Les éditoriaux de Jacques Cheminade

Jospin II

vendredi 7 avril 2000

Lionel Jospin vient donc de recycler deux éléphants du mitterrandisme - Jack Lang et Laurent Fabius - en compagnie d’un nouveau Vert, d’un nouveau communiste, d’un vieux PRG et de trois socialistes dont un de la Gauche du même nom. Cet inventaire à la Prévert indique deux choses. La première est que le Premier ministre ressoude la famille socialiste - mieux vaut qu’ils soient dans le magasin plutôt qu’ils cassent de la porcelaine dehors - et témoigne de sa bienveillante attention aux partenaires de la « gauche plurielle » en vue des échéances électorales. La seconde est bien plus dangereuse : Jospin se condamne ainsi ou bien à l’immobilisme stratégique d’ici 2002, ou bien, pire encore, il installe un « euroblairisme » au sein même de son gouvernement.

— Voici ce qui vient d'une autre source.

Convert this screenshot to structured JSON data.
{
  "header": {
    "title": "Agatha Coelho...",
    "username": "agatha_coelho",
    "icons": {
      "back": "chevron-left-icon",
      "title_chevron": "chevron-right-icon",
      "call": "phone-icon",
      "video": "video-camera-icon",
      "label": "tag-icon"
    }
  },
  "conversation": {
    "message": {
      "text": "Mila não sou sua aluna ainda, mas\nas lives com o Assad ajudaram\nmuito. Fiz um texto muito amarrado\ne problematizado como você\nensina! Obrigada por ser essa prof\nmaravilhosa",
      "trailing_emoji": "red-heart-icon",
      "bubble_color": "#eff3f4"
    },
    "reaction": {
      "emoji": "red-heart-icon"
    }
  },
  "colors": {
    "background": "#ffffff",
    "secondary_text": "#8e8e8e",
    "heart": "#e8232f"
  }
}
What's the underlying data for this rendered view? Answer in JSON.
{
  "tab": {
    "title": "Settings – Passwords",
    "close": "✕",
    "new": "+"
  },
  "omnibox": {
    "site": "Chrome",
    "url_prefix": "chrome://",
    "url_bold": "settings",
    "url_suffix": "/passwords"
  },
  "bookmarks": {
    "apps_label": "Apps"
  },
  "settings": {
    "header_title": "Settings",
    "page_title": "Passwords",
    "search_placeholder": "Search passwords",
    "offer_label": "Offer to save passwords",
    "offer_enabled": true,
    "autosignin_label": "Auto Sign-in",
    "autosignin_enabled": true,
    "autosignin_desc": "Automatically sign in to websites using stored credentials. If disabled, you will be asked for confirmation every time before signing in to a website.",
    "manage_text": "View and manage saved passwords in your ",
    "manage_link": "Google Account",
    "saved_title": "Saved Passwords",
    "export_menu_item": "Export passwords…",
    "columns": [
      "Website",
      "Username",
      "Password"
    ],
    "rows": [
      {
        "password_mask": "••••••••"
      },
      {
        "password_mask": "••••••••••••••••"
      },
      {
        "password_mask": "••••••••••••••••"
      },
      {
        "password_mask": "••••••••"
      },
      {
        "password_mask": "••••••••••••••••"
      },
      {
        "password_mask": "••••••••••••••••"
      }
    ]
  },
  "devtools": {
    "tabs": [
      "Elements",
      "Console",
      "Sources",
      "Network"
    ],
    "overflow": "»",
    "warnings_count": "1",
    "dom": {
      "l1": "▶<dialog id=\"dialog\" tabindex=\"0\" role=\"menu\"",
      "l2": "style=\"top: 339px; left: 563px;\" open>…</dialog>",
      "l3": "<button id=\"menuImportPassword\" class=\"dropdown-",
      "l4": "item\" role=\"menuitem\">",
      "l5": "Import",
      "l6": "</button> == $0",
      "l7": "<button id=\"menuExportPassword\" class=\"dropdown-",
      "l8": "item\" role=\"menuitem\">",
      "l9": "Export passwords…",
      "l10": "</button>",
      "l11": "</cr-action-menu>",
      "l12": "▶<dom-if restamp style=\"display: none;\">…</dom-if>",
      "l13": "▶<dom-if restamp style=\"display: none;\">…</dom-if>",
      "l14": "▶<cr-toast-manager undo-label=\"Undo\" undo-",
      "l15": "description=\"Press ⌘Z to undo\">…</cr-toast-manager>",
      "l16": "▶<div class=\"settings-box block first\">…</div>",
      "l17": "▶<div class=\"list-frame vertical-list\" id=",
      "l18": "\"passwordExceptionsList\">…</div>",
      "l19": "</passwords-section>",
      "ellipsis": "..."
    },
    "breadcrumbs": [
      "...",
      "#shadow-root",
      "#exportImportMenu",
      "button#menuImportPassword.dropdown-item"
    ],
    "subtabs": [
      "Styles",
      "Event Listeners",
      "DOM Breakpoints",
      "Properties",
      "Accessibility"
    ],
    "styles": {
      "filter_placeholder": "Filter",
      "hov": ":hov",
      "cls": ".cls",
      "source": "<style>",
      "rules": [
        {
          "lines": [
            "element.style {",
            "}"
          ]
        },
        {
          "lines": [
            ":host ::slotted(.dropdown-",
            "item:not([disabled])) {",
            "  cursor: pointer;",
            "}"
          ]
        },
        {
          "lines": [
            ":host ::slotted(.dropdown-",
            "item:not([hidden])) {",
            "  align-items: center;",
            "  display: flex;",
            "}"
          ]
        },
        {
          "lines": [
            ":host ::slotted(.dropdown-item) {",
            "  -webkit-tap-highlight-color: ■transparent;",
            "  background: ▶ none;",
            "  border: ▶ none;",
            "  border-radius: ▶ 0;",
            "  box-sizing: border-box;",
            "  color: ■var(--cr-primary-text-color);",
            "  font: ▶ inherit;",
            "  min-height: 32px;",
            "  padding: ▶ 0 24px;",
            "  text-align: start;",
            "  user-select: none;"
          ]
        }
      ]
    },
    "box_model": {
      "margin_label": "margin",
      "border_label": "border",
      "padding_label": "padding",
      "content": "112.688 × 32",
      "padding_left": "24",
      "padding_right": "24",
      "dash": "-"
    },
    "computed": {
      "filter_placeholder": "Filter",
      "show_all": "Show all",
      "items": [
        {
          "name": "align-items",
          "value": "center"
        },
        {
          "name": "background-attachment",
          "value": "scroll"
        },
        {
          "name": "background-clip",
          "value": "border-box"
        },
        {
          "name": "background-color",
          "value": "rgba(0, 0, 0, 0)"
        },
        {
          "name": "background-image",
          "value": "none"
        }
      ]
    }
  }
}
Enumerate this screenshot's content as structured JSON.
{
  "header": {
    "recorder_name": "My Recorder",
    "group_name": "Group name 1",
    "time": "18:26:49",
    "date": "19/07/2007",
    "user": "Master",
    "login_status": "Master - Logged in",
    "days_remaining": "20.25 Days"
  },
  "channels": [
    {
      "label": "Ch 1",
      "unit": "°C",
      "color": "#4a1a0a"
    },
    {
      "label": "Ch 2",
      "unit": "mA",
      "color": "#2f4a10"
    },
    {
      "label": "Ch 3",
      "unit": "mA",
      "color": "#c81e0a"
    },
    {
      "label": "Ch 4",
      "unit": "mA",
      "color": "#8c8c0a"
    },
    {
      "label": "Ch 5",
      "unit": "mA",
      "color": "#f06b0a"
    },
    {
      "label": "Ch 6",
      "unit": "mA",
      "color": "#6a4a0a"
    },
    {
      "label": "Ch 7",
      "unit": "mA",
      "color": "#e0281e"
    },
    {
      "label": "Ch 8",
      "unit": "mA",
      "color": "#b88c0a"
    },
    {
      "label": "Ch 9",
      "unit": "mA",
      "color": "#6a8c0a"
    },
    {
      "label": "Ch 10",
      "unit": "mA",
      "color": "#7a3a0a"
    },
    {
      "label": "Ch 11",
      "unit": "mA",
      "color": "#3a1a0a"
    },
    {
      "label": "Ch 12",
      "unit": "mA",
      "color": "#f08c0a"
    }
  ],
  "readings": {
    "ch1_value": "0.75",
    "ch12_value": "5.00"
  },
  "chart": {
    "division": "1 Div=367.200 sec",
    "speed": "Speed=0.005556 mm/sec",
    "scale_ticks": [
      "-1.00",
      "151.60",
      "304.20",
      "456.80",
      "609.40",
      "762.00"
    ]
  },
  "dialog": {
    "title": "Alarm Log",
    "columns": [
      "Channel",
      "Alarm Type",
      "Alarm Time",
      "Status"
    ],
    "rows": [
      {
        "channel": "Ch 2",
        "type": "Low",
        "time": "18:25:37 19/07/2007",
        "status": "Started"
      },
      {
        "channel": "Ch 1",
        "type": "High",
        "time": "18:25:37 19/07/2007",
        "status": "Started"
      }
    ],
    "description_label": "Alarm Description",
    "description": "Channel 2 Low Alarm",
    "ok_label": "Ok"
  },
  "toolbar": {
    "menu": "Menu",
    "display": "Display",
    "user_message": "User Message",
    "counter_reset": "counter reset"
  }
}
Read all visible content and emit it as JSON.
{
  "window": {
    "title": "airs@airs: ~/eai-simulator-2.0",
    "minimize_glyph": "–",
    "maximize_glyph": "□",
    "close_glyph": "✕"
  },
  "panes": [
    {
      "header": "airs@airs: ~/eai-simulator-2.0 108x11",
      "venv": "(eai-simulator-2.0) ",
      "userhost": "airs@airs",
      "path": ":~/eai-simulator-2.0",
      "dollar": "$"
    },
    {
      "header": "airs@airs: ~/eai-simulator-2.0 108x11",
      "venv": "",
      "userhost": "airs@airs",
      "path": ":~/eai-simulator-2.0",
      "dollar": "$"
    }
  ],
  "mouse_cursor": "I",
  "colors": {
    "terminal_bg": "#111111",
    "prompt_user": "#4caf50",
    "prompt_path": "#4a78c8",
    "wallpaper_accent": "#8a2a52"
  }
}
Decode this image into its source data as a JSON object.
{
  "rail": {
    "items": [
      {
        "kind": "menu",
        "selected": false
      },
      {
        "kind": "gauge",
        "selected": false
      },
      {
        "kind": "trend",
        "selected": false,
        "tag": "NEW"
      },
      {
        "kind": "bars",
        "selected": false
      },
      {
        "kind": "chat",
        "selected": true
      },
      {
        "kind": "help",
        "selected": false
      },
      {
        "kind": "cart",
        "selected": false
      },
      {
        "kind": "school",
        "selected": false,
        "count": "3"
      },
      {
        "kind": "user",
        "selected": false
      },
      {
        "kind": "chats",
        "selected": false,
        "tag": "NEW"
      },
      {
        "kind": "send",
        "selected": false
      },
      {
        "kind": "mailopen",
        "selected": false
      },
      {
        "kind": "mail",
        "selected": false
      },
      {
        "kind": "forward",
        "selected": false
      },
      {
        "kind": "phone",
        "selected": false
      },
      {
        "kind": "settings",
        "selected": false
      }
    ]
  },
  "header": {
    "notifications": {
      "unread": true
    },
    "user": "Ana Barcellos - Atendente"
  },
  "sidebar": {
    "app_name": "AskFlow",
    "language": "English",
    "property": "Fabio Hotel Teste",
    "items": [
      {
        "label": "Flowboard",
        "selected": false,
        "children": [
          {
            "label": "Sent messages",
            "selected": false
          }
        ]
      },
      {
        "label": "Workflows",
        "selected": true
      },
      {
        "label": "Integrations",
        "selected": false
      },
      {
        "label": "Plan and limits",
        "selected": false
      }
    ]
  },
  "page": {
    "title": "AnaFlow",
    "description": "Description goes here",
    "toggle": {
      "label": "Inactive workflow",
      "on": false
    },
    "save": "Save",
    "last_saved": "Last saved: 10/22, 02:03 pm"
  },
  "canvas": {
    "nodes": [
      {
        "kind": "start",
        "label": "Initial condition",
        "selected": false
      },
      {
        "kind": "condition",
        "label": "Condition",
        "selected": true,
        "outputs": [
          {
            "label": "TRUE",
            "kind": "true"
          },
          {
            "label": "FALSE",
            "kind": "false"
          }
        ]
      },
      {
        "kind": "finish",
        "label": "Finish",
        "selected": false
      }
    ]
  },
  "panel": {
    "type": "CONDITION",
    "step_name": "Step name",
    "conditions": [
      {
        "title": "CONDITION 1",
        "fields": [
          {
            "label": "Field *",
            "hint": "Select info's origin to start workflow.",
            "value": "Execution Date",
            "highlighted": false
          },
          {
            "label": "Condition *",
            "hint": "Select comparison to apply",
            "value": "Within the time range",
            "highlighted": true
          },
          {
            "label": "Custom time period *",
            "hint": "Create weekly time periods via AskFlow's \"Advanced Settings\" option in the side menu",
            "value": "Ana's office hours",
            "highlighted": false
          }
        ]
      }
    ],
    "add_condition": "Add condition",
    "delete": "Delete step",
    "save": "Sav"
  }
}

En effet, Laurent Fabius multiplie depuis des mois des prises de position plus proches de celles de Tony Blair que de Lionel Jospin. Il a tour à tour prôné la généralisation des stocks-options, défendu la création de fonds de pension (pardon, de « fonds partenariaux de retraite »), appelé à une baisse des impôts généralisée qui favoriserait les plus aisés, ce que n’ose même pas faire la droite, refusé une progressivité de la CSG qui favorise les plus démunis et suggéré un système d’intéressement des fonctionnaires indexé sur les économies réalisées dans les administrations. L’ensemble est tout à fait cohérent : Fabius partage le credo des libéraux (par exemple, d’un Guy Sorman), suivant lequel la France souffre de « rigidités structurelles » et « étouffe sous le poids des dépenses publiques ». Electoralement, il pense, comme Al Gore ou Tony Blair, que les élections se gagnent « au centre, avec les classes moyennes ». Evidemment, lesté de ce boulet, Jospin ne combattra pas, pendant deux ans, la ligne fixée par les Quinze à Lisbonne (cf. notre article en première page).

Le veut-il même ? L’on peut en douter si l’on croit, avec le bras droit de Laurent Fabius, Henri Weber, que « Lionel et Laurent sont tous les deux obnubilés par la nécessité de réussir le passage à la société de l’information ». Ce serait tragique que ces deux hommes s’accordent ainsi sur un dangereux fantasme, sans rien comprendre à la différence entre économie physique et économie virtuelle.

Le plan de travail pour la présidence française de l’Union européenne, de juillet à décembre, laisse lui aussi mal augurer d’une quelconque volonté de résistance. Ne serait-il pas temps de rappeler à Jospin son discours de Malmö, juste après sa victoire ? Contre les palinodies de l’économie virtuelle et du « faux-cul » social, l’Europe et l’Eurasie des grands travaux reste au contraire ici notre horizon. C’est le meilleur outil pour convaincre les Français et gagner.